Espírito Santo aposta em Cafeicultura Regenerativa para liderança mundial em sustentabilidade
Nova técnica busca sustentabilidade e recuperar a saúde dos ecossistemas agrícolas
A 3ª edição da Capacitação Técnica sobre Cafeicultura Regenerativa, realizada pela Secretaria de Agricultura, Abastecimento, Aquicultura e Pesca (Seag) e pelo Instituto Capixaba de Pesquisa, Assistência Técnica e Extensão Rural (Incaper), em Venda Nova do Imigrante, reforça o compromisso do Espírito Santo em se tornar uma referência mundial na produção sustentável de café. O evento, que visa aprimorar o conhecimento de 65 técnicos que trabalham com o café arábica, integra o Programa Estadual de Desenvolvimento Sustentável do Espírito Santo e conta com a parceria de diversas instituições, como Senar, OCB, Plataforma Global do Café e Sebrae. Uma nova capacitação para o café conilon (canephora) ocorrerá em Linhares nos dias 24 e 25 de setembro, reunindo 80 técnicos.
O que é a cafeicultura regenerativa?
A cafeicultura regenerativa vai além da sustentabilidade e busca, ativamente, recuperar a saúde dos ecossistemas agrícolas. Em vez de apenas minimizar os danos ambientais, ela se concentra em práticas que melhoram a qualidade do solo, promovem a biodiversidade e conservam a água. Segundo a Plataforma Global do Café, a abordagem é fundamental para enfrentar as mudanças climáticas e garantir a produtividade e a resiliência das lavouras a longo prazo.
Entre as principais práticas da cafeicultura regenerativa estão o uso de bioinsumos (compostos orgânicos e biológicos) e adubação verde para aumentar a fertilidade e a capacidade de retenção de água do solo, reduzindo a dependência de fertilizantes químicos, e a conservação da água, com a implementação de sistemas de irrigação eficientes, como o gotejamento, e a adoção de técnicas de manejo que minimizam o uso e o desperdício de água.

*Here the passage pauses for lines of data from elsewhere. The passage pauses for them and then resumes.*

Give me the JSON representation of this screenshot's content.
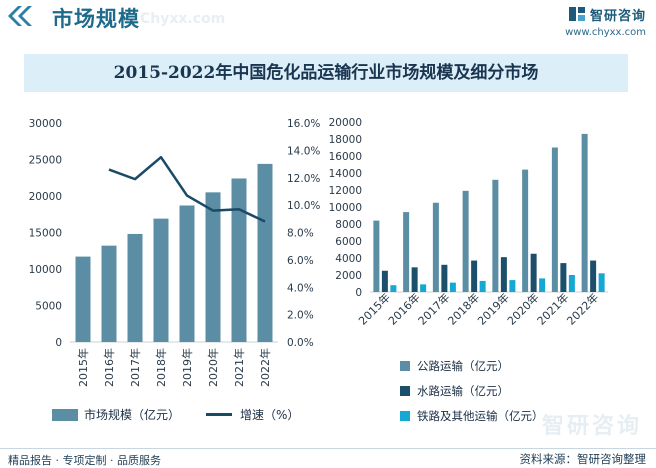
{
  "header": {
    "title": "市场规模",
    "watermark": "Chyxx.com",
    "logo_text": "智研咨询",
    "site": "www.chyxx.com",
    "accent": "#1d6a8a"
  },
  "banner_title": "2015-2022年中国危化品运输行业市场规模及细分市场",
  "bottom_watermark": "智研咨询",
  "chart_data": [
    {
      "type": "bar+line",
      "title": "2015-2022年中国危化品运输行业市场规模及细分市场",
      "categories": [
        "2015年",
        "2016年",
        "2017年",
        "2018年",
        "2019年",
        "2020年",
        "2021年",
        "2022年"
      ],
      "series": [
        {
          "name": "市场规模（亿元）",
          "type": "bar",
          "axis": "left",
          "color": "#5b8ea4",
          "values": [
            11700,
            13200,
            14800,
            16900,
            18700,
            20500,
            22400,
            24400
          ]
        },
        {
          "name": "增速（%）",
          "type": "line",
          "axis": "right",
          "color": "#1b4a66",
          "values": [
            null,
            12.6,
            11.9,
            13.5,
            10.7,
            9.6,
            9.7,
            8.8
          ]
        }
      ],
      "left_axis": {
        "ylim": [
          0,
          30000
        ],
        "ticks": [
          "0",
          "5000",
          "10000",
          "15000",
          "20000",
          "25000",
          "30000"
        ]
      },
      "right_axis": {
        "ylim": [
          0,
          16
        ],
        "ticks": [
          "0.0%",
          "2.0%",
          "4.0%",
          "6.0%",
          "8.0%",
          "10.0%",
          "12.0%",
          "14.0%",
          "16.0%"
        ]
      },
      "legend": [
        "市场规模（亿元）",
        "增速（%）"
      ]
    },
    {
      "type": "bar",
      "categories": [
        "2015年",
        "2016年",
        "2017年",
        "2018年",
        "2019年",
        "2020年",
        "2021年",
        "2022年"
      ],
      "series": [
        {
          "name": "公路运输（亿元）",
          "color": "#5b8ea4",
          "values": [
            8400,
            9400,
            10500,
            11900,
            13200,
            14400,
            17000,
            18600
          ]
        },
        {
          "name": "水路运输（亿元）",
          "color": "#1c4f6c",
          "values": [
            2500,
            2900,
            3200,
            3700,
            4100,
            4500,
            3400,
            3700
          ]
        },
        {
          "name": "铁路及其他运输（亿元）",
          "color": "#16a8d4",
          "values": [
            800,
            900,
            1100,
            1300,
            1400,
            1600,
            2000,
            2200
          ]
        }
      ],
      "ylim": [
        0,
        20000
      ],
      "ticks": [
        "0",
        "2000",
        "4000",
        "6000",
        "8000",
        "10000",
        "12000",
        "14000",
        "16000",
        "18000",
        "20000"
      ],
      "legend": [
        "公路运输（亿元）",
        "水路运输（亿元）",
        "铁路及其他运输（亿元）"
      ]
    }
  ],
  "footer": {
    "left": "精品报告 · 专项定制 · 品质服务",
    "right": "资料来源：智研咨询整理"
  }
}
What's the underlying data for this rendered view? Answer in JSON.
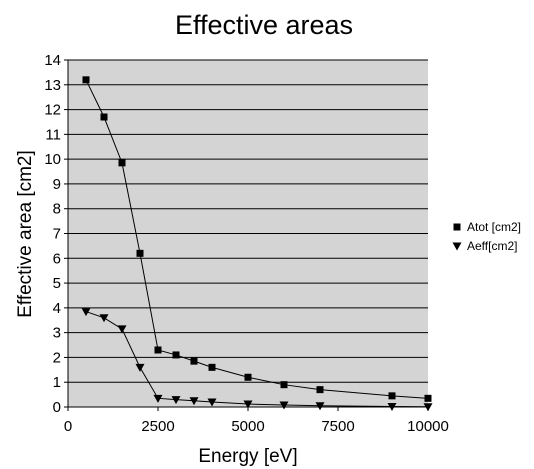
{
  "chart_data": {
    "type": "line",
    "title": "Effective areas",
    "xlabel": "Energy [eV]",
    "ylabel": "Effective area [cm2]",
    "xlim": [
      0,
      10000
    ],
    "ylim": [
      0,
      14
    ],
    "xticks": [
      0,
      2500,
      5000,
      7500,
      10000
    ],
    "yticks": [
      0,
      1,
      2,
      3,
      4,
      5,
      6,
      7,
      8,
      9,
      10,
      11,
      12,
      13,
      14
    ],
    "grid": "horizontal",
    "background": "#d4d4d4",
    "legend_position": "right",
    "series": [
      {
        "name": "Atot [cm2]",
        "marker": "square",
        "color": "#000000",
        "x": [
          500,
          1000,
          1500,
          2000,
          2500,
          3000,
          3500,
          4000,
          5000,
          6000,
          7000,
          9000,
          10000
        ],
        "y": [
          13.2,
          11.7,
          9.85,
          6.2,
          2.3,
          2.1,
          1.85,
          1.6,
          1.2,
          0.9,
          0.7,
          0.45,
          0.35
        ]
      },
      {
        "name": "Aeff[cm2]",
        "marker": "triangle-down",
        "color": "#000000",
        "x": [
          500,
          1000,
          1500,
          2000,
          2500,
          3000,
          3500,
          4000,
          5000,
          6000,
          7000,
          9000,
          10000
        ],
        "y": [
          3.85,
          3.6,
          3.15,
          1.6,
          0.35,
          0.3,
          0.25,
          0.2,
          0.12,
          0.08,
          0.05,
          0.02,
          0.01
        ]
      }
    ]
  }
}
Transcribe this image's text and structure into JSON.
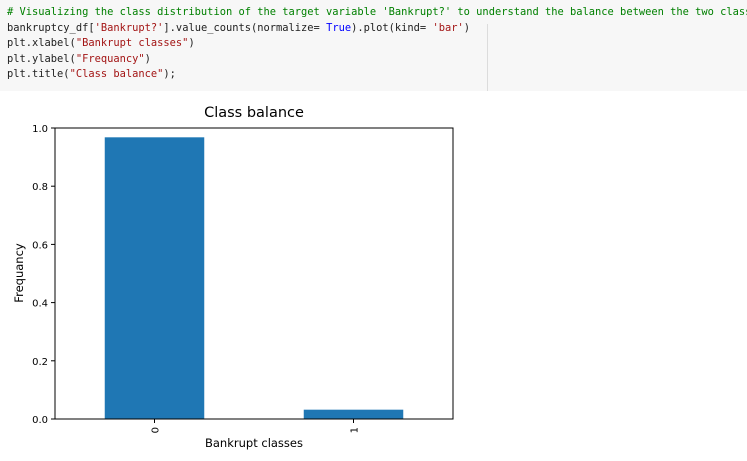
{
  "code_cell": {
    "lines": [
      [
        {
          "t": "# Visualizing the class distribution of the target variable 'Bankrupt?' to understand the balance between the two classes",
          "k": "comment"
        }
      ],
      [
        {
          "t": "bankruptcy_df[",
          "k": ""
        },
        {
          "t": "'Bankrupt?'",
          "k": "str"
        },
        {
          "t": "].value_counts(normalize= ",
          "k": ""
        },
        {
          "t": "True",
          "k": "kw"
        },
        {
          "t": ").plot(kind= ",
          "k": ""
        },
        {
          "t": "'bar'",
          "k": "str"
        },
        {
          "t": ")",
          "k": ""
        }
      ],
      [
        {
          "t": "plt.xlabel(",
          "k": ""
        },
        {
          "t": "\"Bankrupt classes\"",
          "k": "str"
        },
        {
          "t": ")",
          "k": ""
        }
      ],
      [
        {
          "t": "plt.ylabel(",
          "k": ""
        },
        {
          "t": "\"Frequancy\"",
          "k": "str"
        },
        {
          "t": ")",
          "k": ""
        }
      ],
      [
        {
          "t": "plt.title(",
          "k": ""
        },
        {
          "t": "\"Class balance\"",
          "k": "str"
        },
        {
          "t": ");",
          "k": ""
        }
      ]
    ]
  },
  "colors": {
    "bar": "#1f77b4",
    "comment": "#008000",
    "string": "#a31515",
    "keyword": "#0000ff"
  },
  "chart_data": {
    "type": "bar",
    "title": "Class balance",
    "xlabel": "Bankrupt classes",
    "ylabel": "Frequancy",
    "categories": [
      "0",
      "1"
    ],
    "values": [
      0.968,
      0.032
    ],
    "ylim": [
      0.0,
      1.0
    ],
    "yticks": [
      0.0,
      0.2,
      0.4,
      0.6,
      0.8,
      1.0
    ],
    "ytick_labels": [
      "0.0",
      "0.2",
      "0.4",
      "0.6",
      "0.8",
      "1.0"
    ],
    "grid": false,
    "legend": "none"
  }
}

Com a técnica ocorre o aumento da biodiversidade, com o plantio de árvores nativas para fornecer sombra, proteger o solo da erosão e criar habitats para polinizadores e predadores naturais de pragas.
Integração com a natureza: Este manejo mais complexo, integrado com a natureza, considera a fazenda como parte de um ecossistema mais amplo, incentivando a interação positiva entre os componentes biológicos do solo, a planta do café e o ambiente circundante.

A importância da cafeicultura regenerativa para o Espírito Santo
O Espírito Santo, segundo maior produtor de café do Brasil, se destaca por sua produção diversificada, com destaque para o café conilon (canephora) e o arábica. O foco na cafeicultura regenerativa é uma estratégia para consolidar a posição do estado como líder em produção de qualidade, agregando valor e garantindo o futuro do setor.
A adoção dessas práticas é especialmente relevante em um cenário de mudanças climáticas, onde o aumento de temperaturas e a variação das chuvas representam desafios significativos para os cafeicultores. A cafeicultura regenerativa torna as lavouras mais resilientes a esses impactos, ao mesmo tempo em que aprimora a qualidade da bebida, um fator crucial para conquistar mercados mais exigentes. Além disso, a saúde do solo, a conservação da água e a redução do uso de produtos químicos garantem mais sustentabilidade econômica para os produtores e mais bem-estar para suas famílias, conforme ressalta o subsecretário de Estado de Desenvolvimento Rural, Michel Tesch.
A iniciativa da Seag e do Incaper, com o apoio de diversas instituições, como o Sebrae e o Senar, é um passo estratégico para capacitar os técnicos, que levarão esse conhecimento diretamente para o campo, garantindo que o Espírito Santo mantenha seu protagonismo na produção de café e continue investindo em um futuro mais sustentável para a cafeicultura.